Valgo
Winter 2026Algorithmic safety validation tools for autonomy.
About Company
As autonomy moves into complex safety-critical domains (e.g., aviation), failures become more costly and companies must devote significant in-house effort to validate their system before real-world deployment. Valgo accelerates autonomous systems development and certification by providing tooling to perform algorithmic safety validation at scale. We are building a platform to efficiently find rare and realistic failure events in simulation at a fraction of the compute cost required by existing approaches. Our tools are agnostic to models/simulators (i.e., black box) and can be applied across industries such as autonomous vehicles, aviation, robotics, space, defense, energy, and finance. Valgo was founded by Stanford PhDs who wrote the textbook and taught the course at Stanford on algorithmic safety validation. We also have significant industry experience working on an FAA-certified collision avoidance system at MIT Lincoln Laboratory, validating autonomous aircraft at Xwing, and collaborating with industry sponsors across transportation, aviation, and energy.
Active Founders
Stanford CS PhD with thesis on algorithms to validate safety-critical systems.
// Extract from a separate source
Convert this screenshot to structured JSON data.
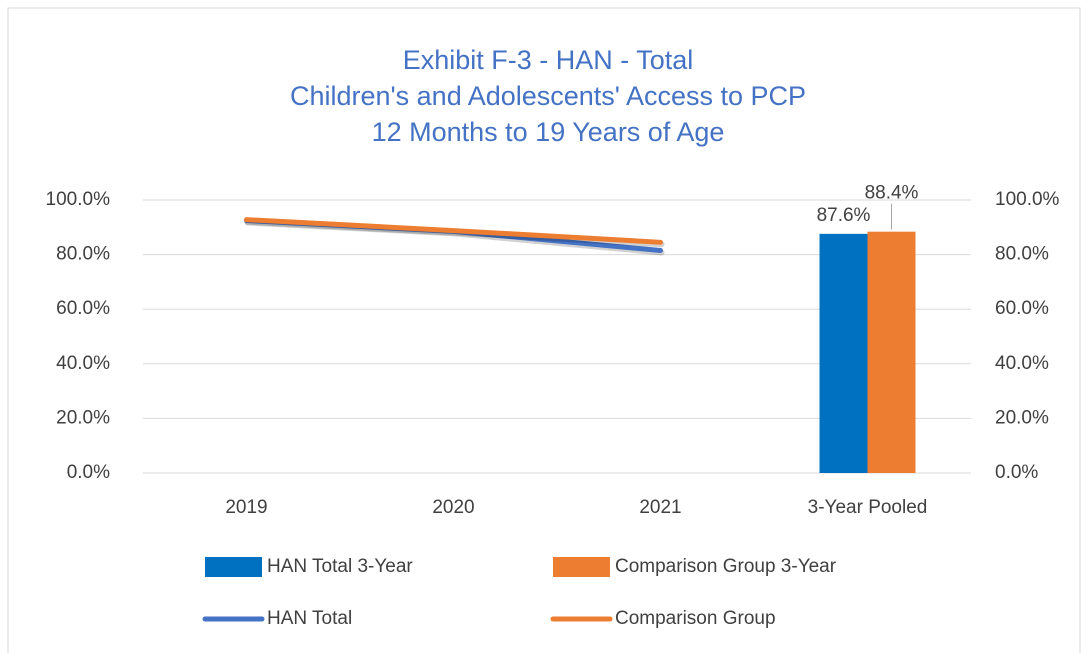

Former research staff at MIT Lincoln Laboratory on the core team that designed and validated the aircraft collision avoidance system (ACAS X), now a worldwide standard. Other relevant experience working at Xwing (an autonomous aircraft startup now part of Joby Aviation), and NASA Ames Research Center.
Stanford Aero/Astro PhD with thesis on safe machine learning. Author of "Algorithms for Validation" textbook. Lecturer for "Validation of Safety-Critical Systems" course at Stanford. Industry experience at Reliable Robotics, MIT Lincoln Laboratory, Johns Hopkins Applied Physics Laboratory, and NASA.